California Solar Rights Act (Civil Code § 714)
The State of California originally passed its Solar Rights Act in 1978 at the height of the energy crisis when roof-top thermal solar collectors became popular. The law, as amended, now provides certain protections for homeowners seeking to install solar energy systems (i.e., solar panels) on their properties.
The intent of the Solar Rights Act is to prohibit HOAs from broadly banning solar energy systems for aesthetic reasons–whether through an explicit ban or through onerous architectural restrictions that greatly reduce the performance of solar energy systems or increase their costs. The Solar Rights Act renders void and unenforceable any provision of a HOA’s governing documents that “effectively prohibits or restricts the installation or use of a solar energy system.” [Civil Code § 714(a).]
The Solar Rights Act does, however, allow for an HOA to place “reasonable restrictions” on the installation or use of solar energy systems. “Reasonable restrictions” are those which do not “significantly increase the costs of the system or significantly decrease its efficiency or specified performance.” [Civil Code § 714(b).] In determining what constitutes a “significant” increase in cost or a “significant” decrease in performance in the context of solar panels, the Solar Rights act currently sets those thresholds at $1,000 and 10%, respectively. [Civil Code § 714(d)(1)(A&B).]
Permitting and Approval
The State of California Governor’s Office has published a Permitting Guidebook on its website which may be a useful reference for homeowners.
The City of San Rafael Building Division will issue permits whether mandatory or voluntary.
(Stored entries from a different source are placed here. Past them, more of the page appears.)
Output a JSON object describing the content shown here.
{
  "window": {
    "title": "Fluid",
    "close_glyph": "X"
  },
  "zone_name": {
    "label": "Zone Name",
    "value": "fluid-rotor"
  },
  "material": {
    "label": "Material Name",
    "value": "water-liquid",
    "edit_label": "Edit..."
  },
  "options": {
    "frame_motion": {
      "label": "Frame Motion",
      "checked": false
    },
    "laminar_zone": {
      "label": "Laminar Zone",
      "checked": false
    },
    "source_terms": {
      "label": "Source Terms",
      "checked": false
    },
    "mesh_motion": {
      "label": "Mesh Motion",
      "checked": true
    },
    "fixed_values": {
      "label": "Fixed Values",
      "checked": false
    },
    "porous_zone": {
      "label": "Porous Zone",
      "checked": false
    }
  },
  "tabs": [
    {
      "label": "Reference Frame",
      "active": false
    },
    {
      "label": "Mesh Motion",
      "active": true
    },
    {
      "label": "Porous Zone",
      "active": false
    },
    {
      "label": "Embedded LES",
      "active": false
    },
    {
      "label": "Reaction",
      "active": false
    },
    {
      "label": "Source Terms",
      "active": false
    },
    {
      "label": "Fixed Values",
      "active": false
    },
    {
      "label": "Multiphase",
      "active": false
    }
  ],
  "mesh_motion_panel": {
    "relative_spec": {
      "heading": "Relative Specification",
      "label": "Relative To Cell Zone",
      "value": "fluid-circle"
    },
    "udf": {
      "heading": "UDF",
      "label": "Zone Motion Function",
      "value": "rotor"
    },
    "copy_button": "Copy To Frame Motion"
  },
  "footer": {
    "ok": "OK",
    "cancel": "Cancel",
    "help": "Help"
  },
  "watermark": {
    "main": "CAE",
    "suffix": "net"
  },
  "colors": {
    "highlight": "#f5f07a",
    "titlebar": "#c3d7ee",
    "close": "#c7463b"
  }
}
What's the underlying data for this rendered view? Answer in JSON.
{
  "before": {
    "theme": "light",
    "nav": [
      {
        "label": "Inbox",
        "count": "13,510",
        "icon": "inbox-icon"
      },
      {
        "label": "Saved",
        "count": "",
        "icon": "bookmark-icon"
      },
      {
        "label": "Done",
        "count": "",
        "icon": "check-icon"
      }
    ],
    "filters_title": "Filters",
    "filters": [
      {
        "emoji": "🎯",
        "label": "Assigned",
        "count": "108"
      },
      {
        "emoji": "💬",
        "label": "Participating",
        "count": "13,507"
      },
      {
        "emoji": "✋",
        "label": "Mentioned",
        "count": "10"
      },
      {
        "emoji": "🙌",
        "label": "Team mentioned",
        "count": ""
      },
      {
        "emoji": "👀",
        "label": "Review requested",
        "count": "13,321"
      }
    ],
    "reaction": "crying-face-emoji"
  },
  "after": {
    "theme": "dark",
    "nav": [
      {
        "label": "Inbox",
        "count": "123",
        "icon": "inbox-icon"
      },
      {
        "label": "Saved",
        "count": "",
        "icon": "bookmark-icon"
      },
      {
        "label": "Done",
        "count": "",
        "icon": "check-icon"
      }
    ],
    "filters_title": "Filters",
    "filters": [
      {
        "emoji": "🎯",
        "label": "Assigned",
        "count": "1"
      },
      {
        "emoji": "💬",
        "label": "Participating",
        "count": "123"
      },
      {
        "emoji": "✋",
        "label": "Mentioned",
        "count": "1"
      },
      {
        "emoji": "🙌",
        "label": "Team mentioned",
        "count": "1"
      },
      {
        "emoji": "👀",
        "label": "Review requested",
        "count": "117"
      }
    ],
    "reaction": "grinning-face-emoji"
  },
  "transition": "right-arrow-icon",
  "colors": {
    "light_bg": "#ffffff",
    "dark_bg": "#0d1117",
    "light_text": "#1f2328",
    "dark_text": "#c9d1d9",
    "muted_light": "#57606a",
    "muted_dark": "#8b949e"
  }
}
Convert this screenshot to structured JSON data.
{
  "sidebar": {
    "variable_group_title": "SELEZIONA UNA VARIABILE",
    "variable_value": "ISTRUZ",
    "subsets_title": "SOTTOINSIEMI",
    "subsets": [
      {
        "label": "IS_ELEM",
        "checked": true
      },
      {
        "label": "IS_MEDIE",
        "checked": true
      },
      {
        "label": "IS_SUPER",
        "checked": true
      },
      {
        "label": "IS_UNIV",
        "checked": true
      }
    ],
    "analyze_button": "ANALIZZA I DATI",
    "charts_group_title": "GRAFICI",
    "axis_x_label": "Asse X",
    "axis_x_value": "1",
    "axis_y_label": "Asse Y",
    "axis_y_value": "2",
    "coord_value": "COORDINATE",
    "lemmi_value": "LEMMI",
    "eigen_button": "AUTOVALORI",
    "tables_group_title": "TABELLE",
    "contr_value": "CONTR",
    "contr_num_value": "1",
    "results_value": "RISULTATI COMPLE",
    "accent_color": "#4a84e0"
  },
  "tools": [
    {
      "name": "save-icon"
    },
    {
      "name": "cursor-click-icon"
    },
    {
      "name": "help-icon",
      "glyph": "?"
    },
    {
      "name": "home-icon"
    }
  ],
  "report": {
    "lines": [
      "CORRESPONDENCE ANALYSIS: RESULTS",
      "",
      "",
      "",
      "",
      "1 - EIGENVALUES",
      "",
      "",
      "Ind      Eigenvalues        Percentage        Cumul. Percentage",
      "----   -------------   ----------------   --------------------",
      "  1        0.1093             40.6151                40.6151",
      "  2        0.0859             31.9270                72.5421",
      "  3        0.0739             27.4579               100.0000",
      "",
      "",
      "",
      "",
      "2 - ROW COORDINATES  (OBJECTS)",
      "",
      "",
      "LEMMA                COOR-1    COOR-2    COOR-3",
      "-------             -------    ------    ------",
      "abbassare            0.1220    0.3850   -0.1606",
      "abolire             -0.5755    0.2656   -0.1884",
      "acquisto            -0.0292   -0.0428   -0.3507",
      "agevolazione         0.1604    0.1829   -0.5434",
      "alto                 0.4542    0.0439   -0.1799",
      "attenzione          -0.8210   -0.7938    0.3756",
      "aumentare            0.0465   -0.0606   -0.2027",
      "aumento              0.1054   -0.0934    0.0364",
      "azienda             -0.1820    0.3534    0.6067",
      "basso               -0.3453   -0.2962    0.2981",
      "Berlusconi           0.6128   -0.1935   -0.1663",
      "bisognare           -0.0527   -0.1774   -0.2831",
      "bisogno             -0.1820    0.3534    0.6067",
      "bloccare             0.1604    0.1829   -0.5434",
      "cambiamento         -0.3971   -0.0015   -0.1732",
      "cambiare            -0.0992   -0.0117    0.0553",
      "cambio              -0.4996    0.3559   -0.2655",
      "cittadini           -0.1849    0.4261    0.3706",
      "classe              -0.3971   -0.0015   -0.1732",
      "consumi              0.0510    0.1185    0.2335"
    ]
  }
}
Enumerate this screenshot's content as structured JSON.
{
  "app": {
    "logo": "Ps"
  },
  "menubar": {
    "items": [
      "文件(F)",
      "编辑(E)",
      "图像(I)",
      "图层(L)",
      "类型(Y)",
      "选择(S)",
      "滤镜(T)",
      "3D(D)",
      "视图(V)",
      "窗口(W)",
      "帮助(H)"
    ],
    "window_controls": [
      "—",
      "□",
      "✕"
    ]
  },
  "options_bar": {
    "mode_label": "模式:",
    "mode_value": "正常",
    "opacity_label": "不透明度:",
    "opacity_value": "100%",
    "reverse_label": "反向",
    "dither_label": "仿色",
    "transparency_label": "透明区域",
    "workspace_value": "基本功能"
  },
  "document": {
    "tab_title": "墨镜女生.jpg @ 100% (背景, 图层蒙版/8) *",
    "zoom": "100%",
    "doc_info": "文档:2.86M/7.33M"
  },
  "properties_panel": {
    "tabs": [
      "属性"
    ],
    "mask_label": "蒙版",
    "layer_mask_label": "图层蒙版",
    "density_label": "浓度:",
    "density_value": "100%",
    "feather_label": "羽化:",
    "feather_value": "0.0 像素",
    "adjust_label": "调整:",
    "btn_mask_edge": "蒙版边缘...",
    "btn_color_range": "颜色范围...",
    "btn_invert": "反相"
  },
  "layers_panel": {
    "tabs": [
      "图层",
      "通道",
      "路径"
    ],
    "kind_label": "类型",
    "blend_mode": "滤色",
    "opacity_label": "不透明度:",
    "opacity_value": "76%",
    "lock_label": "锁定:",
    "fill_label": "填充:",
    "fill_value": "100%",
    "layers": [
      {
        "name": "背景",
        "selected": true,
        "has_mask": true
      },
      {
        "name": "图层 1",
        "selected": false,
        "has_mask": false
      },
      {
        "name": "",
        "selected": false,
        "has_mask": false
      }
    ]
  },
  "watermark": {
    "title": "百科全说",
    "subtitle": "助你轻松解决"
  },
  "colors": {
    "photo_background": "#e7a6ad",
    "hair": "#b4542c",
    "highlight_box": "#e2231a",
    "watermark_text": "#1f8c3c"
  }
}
The only time it will not issue a permit is if the plans are not complete or compliant with the building codes. The City does not have any local solar amendments to the California Building Code.
Loch Lomond homeowners must comply with the CC&Rs and seek approval through a submission to the Architectural Review Committee. As described above, approval cannot be denied, but it may be subject to certain conditions. The City usually advises permit applicants to follow HOA CC&Rs, but it does not require HOA approval as part of the permit application.